The announcement came two days after "Good Morning America's" Chris Cuomo reported on the practice as part of the broadcast's "GMA Gets Answers" series.
The company acknowledged it had been using customer "shopping patterns" as a "contributing factor" in reducing the credit lines of some of its credit card customers but said it stopped the practice because it was "confusing to card members."
"We are no longer using customer shopping patterns in our model," Amex spokeswoman Lisa Gonzalez said.
The company admitted it made the decision late this week after the "Good Morning America" broadcast. Sources told ABC News the company sent customer service representatives talking points Wednesday morning outlining how to justify the policy to customers.
However, on Friday the same representatives received a new set of talking points saying the company had changed its policy and to tell customers "where you shop ... was never used by itself as the reason to reduce a credit line."

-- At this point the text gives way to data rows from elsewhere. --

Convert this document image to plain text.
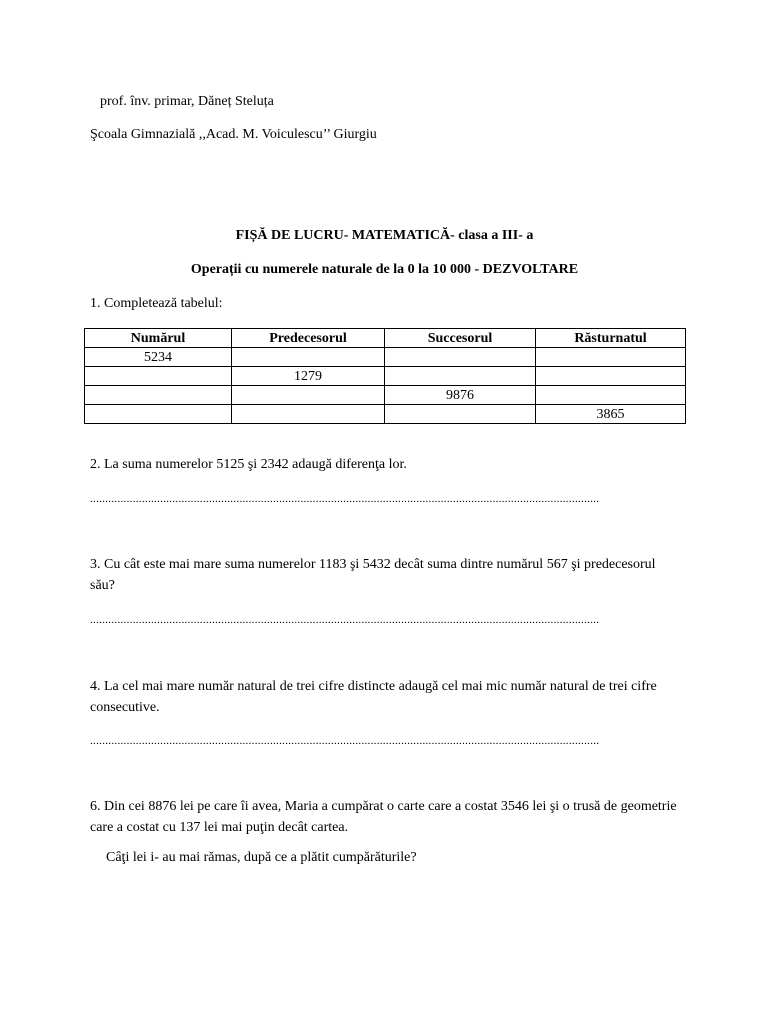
prof. înv. primar, Dăneț Steluța

Şcoala Gimnazială ,,Acad. M. Voiculescu’’ Giurgiu

FIȘĂ DE LUCRU- MATEMATICĂ- clasa a III- a

Operații cu numerele naturale de la 0 la 10 000 - DEZVOLTARE

1. Completează tabelul:

Numărul	Predecesorul	Succesorul	Răsturnatul
5234			
	1279		
		9876	
			3865

2. La suma numerelor 5125 şi 2342 adaugă diferenţa lor.

.......................................................................................................................................................................

3. Cu cât este mai mare suma numerelor 1183 şi 5432 decât suma dintre numărul 567 şi predecesorul său?

.......................................................................................................................................................................

4. La cel mai mare număr natural de trei cifre distincte adaugă cel mai mic număr natural de trei cifre consecutive.

.......................................................................................................................................................................

6. Din cei 8876 lei pe care îi avea, Maria a cumpărat o carte care a costat 3546 lei şi o trusă de geometrie care a costat cu 137 lei mai puţin decât cartea.

Câţi lei i- au mai rămas, după ce a plătit cumpărăturile?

As "Good Morning America" previously reported, American Express had been notifying some customers by letter that their credit limits were being reduced in part because other customers "who shopped at the same establishments ... had a poor repayment history with American Express."
But American Express refused to tell customers if particular stores raised a red flag in its data processing systems.
Gonzalez said the policy was a mistake and that customers should know there was never a list of "blacklisted merchants" used to make credit determinations.
The practice of mining customer purchase data to determine credit risk, known in the credit industry as "behavior modeling" or "behavioral scoring," has drawn scrutiny from consumer advocates and federal regulators. Experts say companies like American Express are trying to find new ways to model risk and lower credit limits in the face of the ongoing banking crisis.
"The problem is that banks are making assumptions about whether your expenditures are good or bad from their point of view," said Robert Manning, a professor at Rochester Institute of Technology and an expert on the credit card industry. "It's a very crude measure. And they don't mind being wrong with thousands of people as long as they think they reduce their potential losses down the line."
While American Express says it will no longer use information about where customers shop in making credit decisions, the company says it will continue to factor other controversial data -- such as the type of mortgage lender a customer uses -- into credit determinations.
Manning said even without using "where you shop," there are hundreds of other data points companies like American Express can use to determine a "risk profile" of its customers. "They've crossed an ethical line in terms of looking at where you're spending your money and making a judgment about whether that's a good or bad decision for you to make given these financial times."